Kean says state’s business model needs to look farther down the road than one budget cycle

Tom Kean Jr. knows a little bit about the generational nature of life in New Jersey. And the son of the former governor by the same name doesn’t like what he’s seeing these days.

“One of the things that has made New Jersey strong is that three generations of families and three generations of businesses have always planned on staying here,” he said. “And, right now, that is starting to disconnect. Right now, you’re starting to have too many conversations with people and they say, ‘In five years, I’m going to be doing something else.’”

Kean (R-Westfield), the Senate minority leader, was speaking to representatives of some of New Jersey’s biggest and strongest public companies — only those who made the NJCU New Jersey 50, an index fund of the state’s Top 50 public companies, were at the recent invitation-only event.

But Kean was speaking about the residents of this state, relaying what they have been telling him: that they are leaving when their kids finish school … that they are leaving when it’s time to find their next job. 

Or, worse, what business leaders are telling him: “When I grow the new division, it’s going to be in Massachusetts, not in New Jersey,” he has heard people say.

He can’t believe it.

“For those of us who grew up in New Jersey, the thought process that you’d be saying Massachusetts could steal something from New Jersey from a job-creation opportunity is really disheartening,” he said.

Changing that mindset, he said, will take more than a year. And more than just an election.

Kean said New Jersey politics — as it relates to business — needs to change its business model to one with more predictability. Especially when it comes to taxes.

He said the recent budget battle, which resulted in a rise in the corporate business tax for businesses of all sizes, sent the wrong signal to the business community.

“You knew there was going to be a $1.4 million increase in spending … but you didn’t know it was going to (come from) an income tax increase, a corporate business tax increase or a whole slew of other things,” he said.

That’s not the state he grew up in.

“There was a day for a long period of time when people understood that their taxes were not going to be raised,” Kean said.

That’s no longer the case, he said. At least in New Jersey. 

“When you’re talking about Massachusetts, it didn’t matter whether it was (Democrat) Deval Patrick or (Republican Charlie Baker), the current governor, they weren’t going to raise their income tax rates over 6 percent,” he said.

“Think about that. With every fight that they’ve had over all these years, the income tax rate in Virginia or Massachusetts or North Carolina isn’t increasing. So, you’ve got predictability.
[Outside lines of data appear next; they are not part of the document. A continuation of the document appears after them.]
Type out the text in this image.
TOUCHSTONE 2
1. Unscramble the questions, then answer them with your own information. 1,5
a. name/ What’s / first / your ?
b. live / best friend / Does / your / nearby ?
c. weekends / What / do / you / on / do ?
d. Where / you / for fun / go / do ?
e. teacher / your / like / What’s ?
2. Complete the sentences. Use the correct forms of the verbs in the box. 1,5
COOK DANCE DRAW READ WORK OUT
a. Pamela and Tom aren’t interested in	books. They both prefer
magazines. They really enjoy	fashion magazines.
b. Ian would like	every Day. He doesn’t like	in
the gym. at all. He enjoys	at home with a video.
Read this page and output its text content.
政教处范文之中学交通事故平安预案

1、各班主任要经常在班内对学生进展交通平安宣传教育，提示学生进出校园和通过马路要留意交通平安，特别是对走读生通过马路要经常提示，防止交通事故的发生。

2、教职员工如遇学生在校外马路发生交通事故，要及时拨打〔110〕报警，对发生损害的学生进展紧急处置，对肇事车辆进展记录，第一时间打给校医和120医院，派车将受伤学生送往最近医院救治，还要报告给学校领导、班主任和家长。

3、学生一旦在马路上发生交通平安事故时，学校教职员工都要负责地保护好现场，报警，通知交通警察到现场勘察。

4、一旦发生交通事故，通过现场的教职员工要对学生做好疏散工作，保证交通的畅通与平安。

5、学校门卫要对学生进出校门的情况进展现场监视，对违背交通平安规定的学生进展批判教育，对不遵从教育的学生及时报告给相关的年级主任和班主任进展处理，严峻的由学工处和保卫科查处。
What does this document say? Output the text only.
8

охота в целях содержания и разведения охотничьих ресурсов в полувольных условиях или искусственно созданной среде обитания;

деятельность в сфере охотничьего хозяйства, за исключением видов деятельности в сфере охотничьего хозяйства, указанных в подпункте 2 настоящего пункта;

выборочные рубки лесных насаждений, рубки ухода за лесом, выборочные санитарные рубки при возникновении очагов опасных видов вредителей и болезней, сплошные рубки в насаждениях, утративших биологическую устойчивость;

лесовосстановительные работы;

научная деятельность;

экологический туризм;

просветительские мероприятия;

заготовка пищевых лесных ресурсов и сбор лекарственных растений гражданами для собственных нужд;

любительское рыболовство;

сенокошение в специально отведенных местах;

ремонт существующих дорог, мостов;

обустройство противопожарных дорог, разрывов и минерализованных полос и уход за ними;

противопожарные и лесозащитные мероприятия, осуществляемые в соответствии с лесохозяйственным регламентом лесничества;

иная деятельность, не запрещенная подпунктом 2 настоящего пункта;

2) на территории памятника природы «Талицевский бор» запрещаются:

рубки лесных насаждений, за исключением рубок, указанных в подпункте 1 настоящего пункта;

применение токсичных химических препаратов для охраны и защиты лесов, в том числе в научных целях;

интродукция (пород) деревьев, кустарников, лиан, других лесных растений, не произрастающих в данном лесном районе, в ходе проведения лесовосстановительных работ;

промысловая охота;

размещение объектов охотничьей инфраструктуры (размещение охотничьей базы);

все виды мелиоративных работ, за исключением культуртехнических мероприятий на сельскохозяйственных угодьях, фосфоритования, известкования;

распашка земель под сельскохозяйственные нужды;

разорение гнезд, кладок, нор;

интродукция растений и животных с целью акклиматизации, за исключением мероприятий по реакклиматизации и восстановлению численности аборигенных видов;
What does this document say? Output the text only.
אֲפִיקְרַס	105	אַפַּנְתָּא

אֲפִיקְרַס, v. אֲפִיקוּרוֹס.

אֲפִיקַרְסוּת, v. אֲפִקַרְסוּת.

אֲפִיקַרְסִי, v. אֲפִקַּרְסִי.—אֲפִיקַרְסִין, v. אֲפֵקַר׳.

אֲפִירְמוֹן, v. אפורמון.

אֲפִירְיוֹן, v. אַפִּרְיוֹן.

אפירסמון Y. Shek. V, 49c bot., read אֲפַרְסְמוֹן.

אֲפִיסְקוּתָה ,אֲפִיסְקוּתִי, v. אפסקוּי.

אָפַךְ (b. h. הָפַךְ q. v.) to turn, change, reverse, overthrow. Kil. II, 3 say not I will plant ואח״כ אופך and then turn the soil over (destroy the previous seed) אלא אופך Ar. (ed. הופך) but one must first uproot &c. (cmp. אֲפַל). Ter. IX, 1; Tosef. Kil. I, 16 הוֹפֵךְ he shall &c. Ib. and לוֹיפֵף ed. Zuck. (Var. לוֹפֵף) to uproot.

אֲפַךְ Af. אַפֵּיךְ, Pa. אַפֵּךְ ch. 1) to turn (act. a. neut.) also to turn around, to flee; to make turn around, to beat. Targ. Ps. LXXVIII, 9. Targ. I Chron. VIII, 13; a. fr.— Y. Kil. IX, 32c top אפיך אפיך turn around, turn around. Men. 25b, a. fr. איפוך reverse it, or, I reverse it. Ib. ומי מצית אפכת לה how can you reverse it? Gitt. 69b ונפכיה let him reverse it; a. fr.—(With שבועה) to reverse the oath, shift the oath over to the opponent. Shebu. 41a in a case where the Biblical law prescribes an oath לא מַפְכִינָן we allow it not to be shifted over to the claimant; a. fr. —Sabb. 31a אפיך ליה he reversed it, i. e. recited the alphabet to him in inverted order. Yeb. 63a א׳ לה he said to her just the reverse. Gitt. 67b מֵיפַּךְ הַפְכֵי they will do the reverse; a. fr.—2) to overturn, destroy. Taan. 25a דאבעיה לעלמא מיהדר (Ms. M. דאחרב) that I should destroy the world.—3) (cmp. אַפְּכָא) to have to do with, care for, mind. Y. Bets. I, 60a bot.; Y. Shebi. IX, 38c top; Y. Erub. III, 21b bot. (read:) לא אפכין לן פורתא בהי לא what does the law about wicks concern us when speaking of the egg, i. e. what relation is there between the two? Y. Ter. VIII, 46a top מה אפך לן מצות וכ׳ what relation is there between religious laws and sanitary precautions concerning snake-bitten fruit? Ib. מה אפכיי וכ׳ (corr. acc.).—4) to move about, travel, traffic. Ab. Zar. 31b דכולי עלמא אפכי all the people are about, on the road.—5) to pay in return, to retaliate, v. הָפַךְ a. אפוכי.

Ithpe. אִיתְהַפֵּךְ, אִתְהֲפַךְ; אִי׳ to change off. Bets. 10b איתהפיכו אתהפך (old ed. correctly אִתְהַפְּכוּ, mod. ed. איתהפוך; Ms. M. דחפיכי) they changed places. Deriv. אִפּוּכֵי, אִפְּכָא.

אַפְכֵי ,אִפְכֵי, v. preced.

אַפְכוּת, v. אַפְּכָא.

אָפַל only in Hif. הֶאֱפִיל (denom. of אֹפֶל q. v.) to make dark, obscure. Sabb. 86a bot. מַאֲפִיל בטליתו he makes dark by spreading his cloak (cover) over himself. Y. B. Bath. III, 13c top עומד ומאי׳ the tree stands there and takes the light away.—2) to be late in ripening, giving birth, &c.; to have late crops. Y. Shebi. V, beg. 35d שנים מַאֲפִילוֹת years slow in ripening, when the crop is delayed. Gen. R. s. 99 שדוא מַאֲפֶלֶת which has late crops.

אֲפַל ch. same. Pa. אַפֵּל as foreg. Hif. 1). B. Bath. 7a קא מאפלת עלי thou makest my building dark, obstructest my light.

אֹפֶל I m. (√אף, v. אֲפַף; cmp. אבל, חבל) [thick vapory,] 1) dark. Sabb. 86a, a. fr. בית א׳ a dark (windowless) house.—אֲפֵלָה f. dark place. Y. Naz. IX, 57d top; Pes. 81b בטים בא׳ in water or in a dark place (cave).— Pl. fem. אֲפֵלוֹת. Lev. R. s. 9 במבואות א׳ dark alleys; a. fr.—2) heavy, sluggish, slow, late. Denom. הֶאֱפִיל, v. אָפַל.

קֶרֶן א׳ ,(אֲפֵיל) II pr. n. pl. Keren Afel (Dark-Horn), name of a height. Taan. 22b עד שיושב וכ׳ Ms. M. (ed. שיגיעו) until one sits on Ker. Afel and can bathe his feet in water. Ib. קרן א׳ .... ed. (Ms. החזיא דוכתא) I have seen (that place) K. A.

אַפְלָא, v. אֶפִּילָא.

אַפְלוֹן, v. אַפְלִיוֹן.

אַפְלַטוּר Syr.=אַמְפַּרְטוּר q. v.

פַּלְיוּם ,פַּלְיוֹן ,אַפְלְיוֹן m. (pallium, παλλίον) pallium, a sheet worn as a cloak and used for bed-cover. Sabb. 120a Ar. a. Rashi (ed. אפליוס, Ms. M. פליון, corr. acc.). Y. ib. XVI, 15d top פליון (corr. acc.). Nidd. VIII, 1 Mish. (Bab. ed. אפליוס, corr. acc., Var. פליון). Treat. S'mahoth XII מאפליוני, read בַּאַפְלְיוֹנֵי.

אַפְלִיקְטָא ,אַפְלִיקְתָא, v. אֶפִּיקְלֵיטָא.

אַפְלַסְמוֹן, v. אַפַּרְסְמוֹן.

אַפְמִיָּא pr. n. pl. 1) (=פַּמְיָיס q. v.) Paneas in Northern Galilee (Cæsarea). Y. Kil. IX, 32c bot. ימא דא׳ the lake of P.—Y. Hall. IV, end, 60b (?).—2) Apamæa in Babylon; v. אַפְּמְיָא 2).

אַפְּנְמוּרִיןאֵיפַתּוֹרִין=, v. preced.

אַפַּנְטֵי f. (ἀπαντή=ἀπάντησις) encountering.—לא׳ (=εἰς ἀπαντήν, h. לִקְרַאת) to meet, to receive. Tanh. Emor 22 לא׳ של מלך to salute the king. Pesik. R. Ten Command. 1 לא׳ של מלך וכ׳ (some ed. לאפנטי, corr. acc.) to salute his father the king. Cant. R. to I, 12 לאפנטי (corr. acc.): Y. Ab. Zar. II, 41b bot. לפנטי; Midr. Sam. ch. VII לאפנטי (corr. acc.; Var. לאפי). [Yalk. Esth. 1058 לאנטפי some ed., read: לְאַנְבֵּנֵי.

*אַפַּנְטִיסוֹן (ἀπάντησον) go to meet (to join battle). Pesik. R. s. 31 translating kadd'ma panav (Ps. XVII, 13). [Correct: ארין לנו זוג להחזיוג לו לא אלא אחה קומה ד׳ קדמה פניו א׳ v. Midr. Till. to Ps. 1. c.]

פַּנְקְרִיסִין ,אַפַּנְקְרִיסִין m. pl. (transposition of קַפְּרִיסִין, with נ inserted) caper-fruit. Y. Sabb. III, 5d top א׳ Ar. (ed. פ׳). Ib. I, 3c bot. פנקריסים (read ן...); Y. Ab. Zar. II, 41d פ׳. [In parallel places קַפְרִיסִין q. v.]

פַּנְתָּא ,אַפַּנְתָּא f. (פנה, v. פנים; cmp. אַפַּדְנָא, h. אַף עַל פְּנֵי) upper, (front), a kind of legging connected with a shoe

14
Whether they’re a large corporation saying, ‘I want to invest’ or a smaller entrepreneur saying, ‘This is where I want to go,’ they can look back across partisan administrations and say, ‘There’s consistency and we can prove it because we can look back 20 years.’”

Or, a generation.

“At the end of the day, the goal is this: Changing the timeline for the people of New Jersey from a five-year timepoint to a 10- to a 15- to a 20-year timepoint,” he said.

“Once you change that center focus and you have that longer-term focus, it means people are investing and making long-term planning decisions, whether it’s in state government, in their families or in businesses.”